That’s a great question. Quora is driven by topics, issues and interests, so in the simple dichotomy of “Networks” v “Forums”, it seems to fall on the forum side of the equation. Quora mission statement seems to reinforce this characterization.
Quora’s mission is to share and grow the world’s knowledge … The heart of Quora is questions … Quora has content you will feel good about having read … Quora’s answers come from people who really understand the issues and have first-hand knowledge
Interestingly, if you read Facebook’s mission statement, you will find some similar language
Facebook’s mission is to give people the power to share and make the world more open and connected
Every ambitious tech company seems to articulate their business goal in terms of world impact. However the real core of Facebook, the reason they’re approaching 2 billion users, is
People use Facebook to stay connected with friends and family
Your mum isn’t on Facebook to change the world, or even to understand it better. She’s on Facebook to see what you’re up to when she’s not around. Which is fine (or not fine depending on what your mum is like).
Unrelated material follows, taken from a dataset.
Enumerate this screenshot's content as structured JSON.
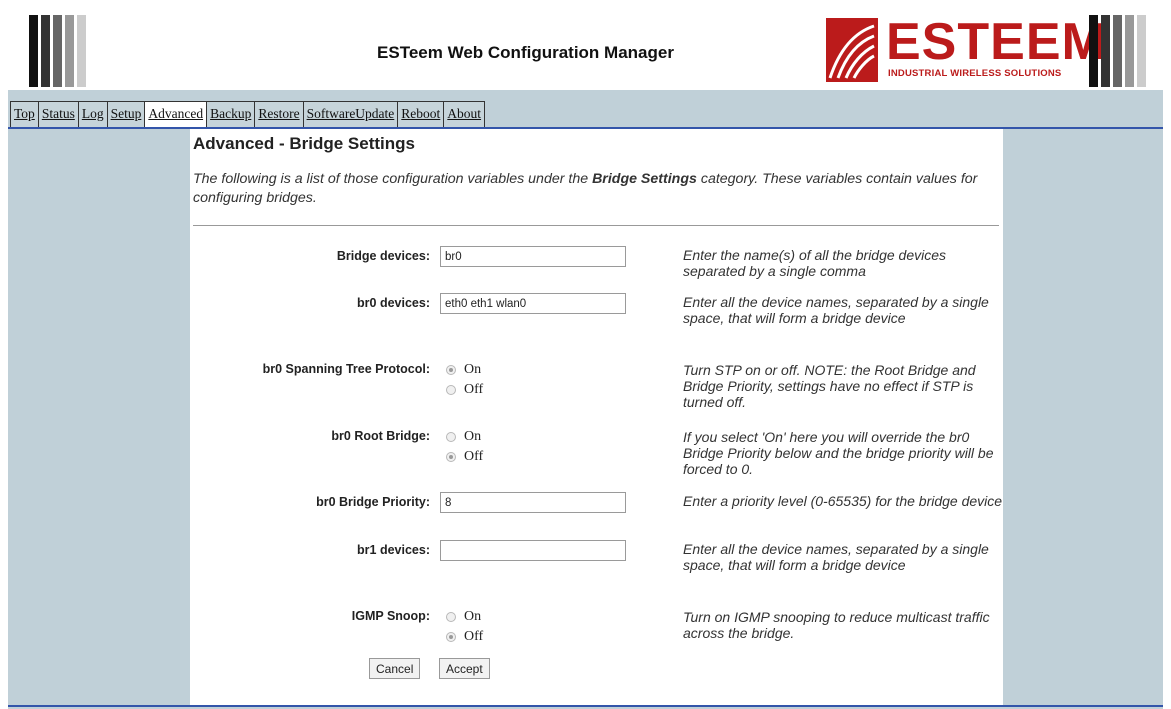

But it’s important to acknowledge that, despite the fact that people use Facebook to discuss issues/interests/topics and despite the fact that Facebook plays an important role in civic life by sheer virtue of its size, it’s built around networks much more than around issues, interests and topics.
Of course, people, or perhaps more accurately ‘personalities’, still matter a lot on Quora. When I read about the mathematical explanation for the entanglement of the earphones I’m told that what I’m reading is coming from a chap with a Ph.D who has been up-voted by another Ph.D in ‘condensed matter theory’ (sounds relevant right?).
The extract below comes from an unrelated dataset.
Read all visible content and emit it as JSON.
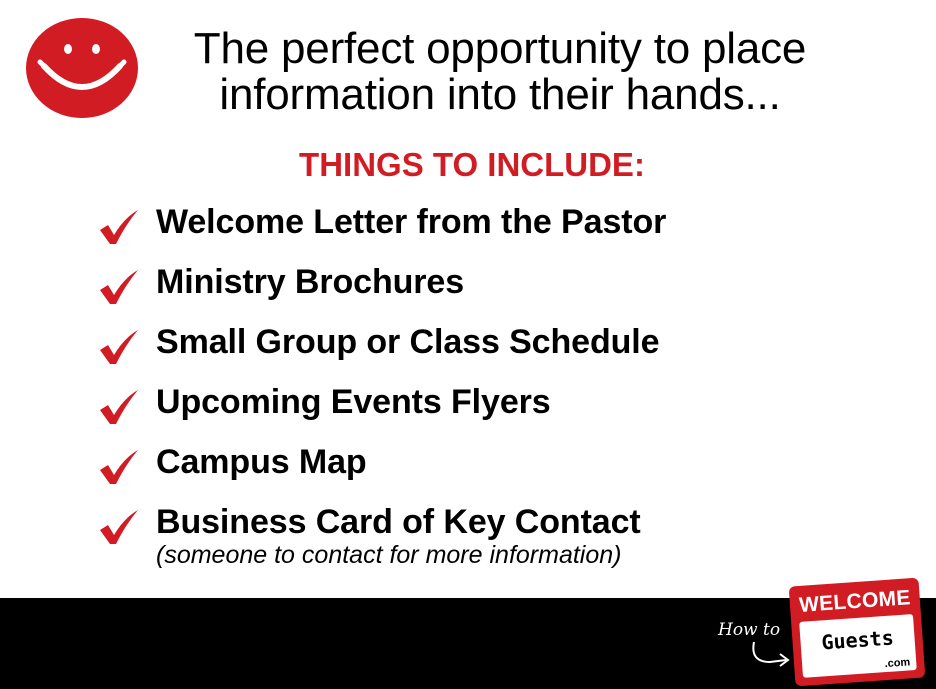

People also matter on a taxonomic cousin to Quora, the Granddaddy of the QA category, Stack Overflow. Interestingly, according to Alexa, SO (technically Stack Exchange in this instance) is at the top of the “Audience Overlap” list for Quora (you need a paid account to see this table in full).
Moreover, the way people typically engage with Quora is similar to SO. They search for an answer to a question and Quora is one of the top results (again, you need a paid subscription to see this in Alexa).
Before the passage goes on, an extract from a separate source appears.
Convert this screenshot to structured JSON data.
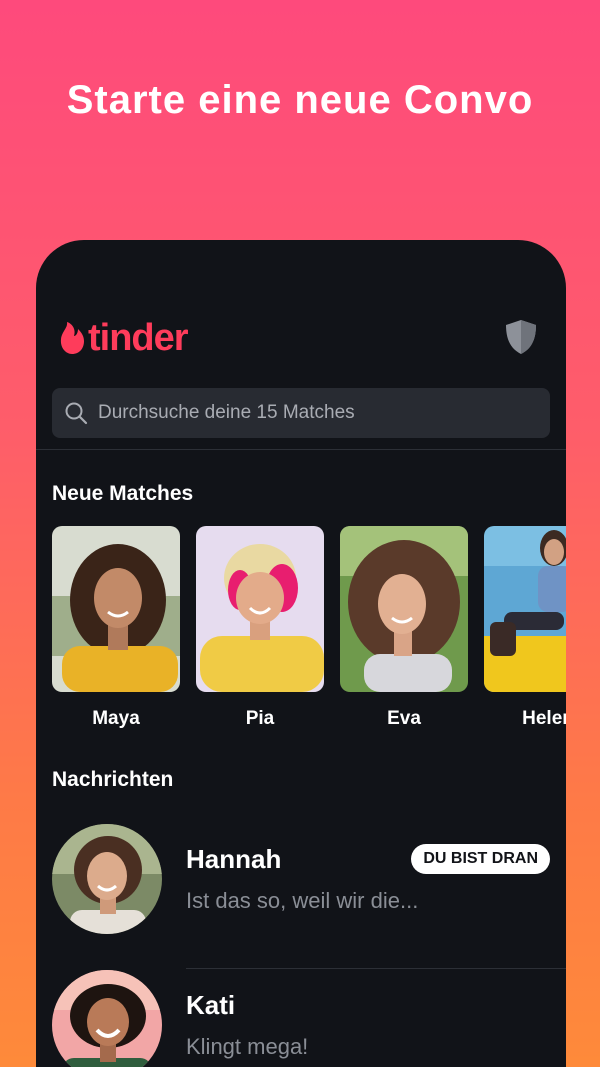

When you see a reputation number followed by a “k” on SO, you instantly feel more confident in what that person says, regardless of their formal qualifications. Despite their differences however, Quora and SO are trying to do similar things. Provide authoritative answers to questions.
So where does that leave us? The ‘QA’ category of sites does present a challenge to the simple taxonomy of ‘Networks’ v ‘Forums’ insofar as it suggests that ‘Forums’ is a very broad category. Perhaps overly broad to the point of losing any explanatory power. It definitely reminds us that any analytical lens we apply to the assessment of online communication has to be seen as just that: one lens to apply to continually developing and multi-various phenomena.
One might be tempted to say that when you look at some of the aspects of ‘QA’ category I’ve mentioned, like typical engagement patterns and the function of personalities and reputation, that they’re not a ‘Forums’ because they’re too transactional. People go there to find an authoritative answer and then leave. People don’t go there to be a part of a ‘community’.
However, I think that might be missing the wood from the trees, in that the role of a platform for authoritative knowledge can entail a very important communal role. The ‘tech’ community would not be what it is without Stack Overflow. It’s more than just a shared knowledge repository. It’s more than its online self. It’s an important aspect of how the tech community views itself and projects itself on the world.
From my, admittedly limited, perspective it seems that the same can’t be said for Quora. Quora is not a touchstone in a ‘real world’ (‘offline’ ?) community. No doubt it has a lot of great content, has some great people on it, and has its own sense of ‘online’ community. But it doesn’t seem to play an important role in any ‘offline’ communities. It may be a bit harsh, but one way to put it is that if Quora disappeared overnight, the effect would not be significant to any individual real world community. Mathematics Ph.Ds, as a group, would probably not be overly concerned.
Perhaps what I’m saying is that Quora’s scope is overly broad to be a communal touchstone. It’s a single platform that purports to be for all “Knowledge”. Yes Stack Exchange, as opposed to SO, seems to do the same, however it’s more a collection of platforms, rather than a single platform. It’s more a confederation, than a centralized federation.